Taking this time indoors to declutter and perhaps do a bit of redecorating? You’re definitely not alone, and perhaps you’ve been feeling like your current set-up could use a refresh. While we’re stuck indoors anyways, might as well have a nice room to look at, right? That first dinner party post-lockdown is going to be a memorable one, and it’ll be the perfect time to show off a new and improved living space. Go on and treat yourself! Here are some unique decorative items that’ll perk up the ol’ home office or living room.
This Tit for Tat candlestick holder by Anissa Kermiche (SG$225) is truly a work of art. She’s a sight to behold on any work desk or TV cabinet, and great to look at while you’re, oh, we don’t know, watching the newest episode of Iso.date? One thing’s for sure, you can’t say the marble sculpture doesn’t hold a candle to the female form. Because it does. And because it actually holds candles.
Italian label Marni Market is known for their vibrant, eclectic designs, and this Bird Cage flower vase (SG$205) is no different. If real plants aren’t your thing, this multicolored structure will be sure to bring some life into your home. It just screams springtime, with its loud, contrasting colors of mustard and yellow that’ll definitely add a pop of colour to any room.
Might as well hop on the bandwagon of using this time indoors to reorganize. Make Marie Kondo proud when you finally sort through that sky-high stack of magazines and newspapers. Display your favorite titles fashionably, with this Curva magazine holder by AYTM (SG$273). It’s a stylish way to keep that living room floor visible, but of course, the slinky-looking structure looks just as good without any magazines in it.
You won’t have to constantly remind family members to use a coaster with these babies. They’ll be reaching for these hand-painted works of art to get a better look at the intricate details of these enamel Gingko coasters by Shanghai Tang (SG$528). Featuring a Ginkgo tree pattern, these fashionable coasters are a luxurious addition to any tabletop, and any cup in your home would feel lucky seated on top of one.

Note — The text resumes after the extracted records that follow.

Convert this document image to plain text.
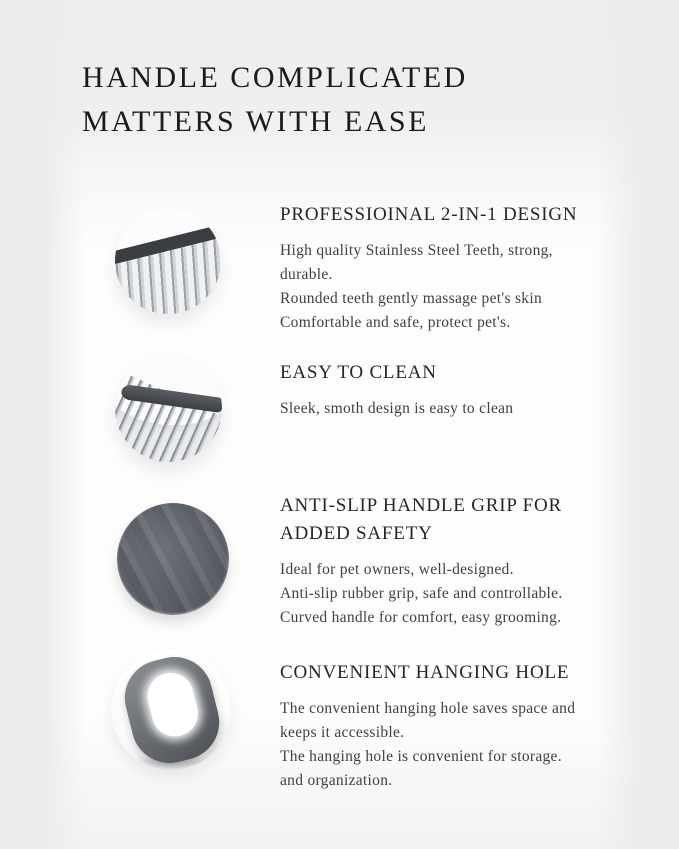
HANDLE COMPLICATED
MATTERS WITH EASE
PROFESSIOINAL 2-IN-1 DESIGN
High quality Stainless Steel Teeth, strong,
durable.
Rounded teeth gently massage pet's skin
Comfortable and safe, protect pet's.
EASY TO CLEAN
Sleek, smoth design is easy to clean
ANTI-SLIP HANDLE GRIP FOR ADDED SAFETY
Ideal for pet owners, well-designed.
Anti-slip rubber grip, safe and controllable.
Curved handle for comfort, easy grooming.
CONVENIENT HANGING HOLE
The convenient hanging hole saves space and
keeps it accessible.
The hanging hole is convenient for storage.
and organization.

At first glance, this dessert plate from Seletti (SG$93) looks like it’s been broken — and that’s only partially true. Before you start yelling about paying for a broken plate, it’s based on the Japanese art slash philosophy of Kintsugi, the act of fixing broken objects by fusing the broken bits with gold and boldly embracing flaws as part of the object. In this case, it’s 24 karat gold and porcelain, and it’ll make for quite the conversation starter (one about embracing wabi-sabi, no less) you need once guests can come over again.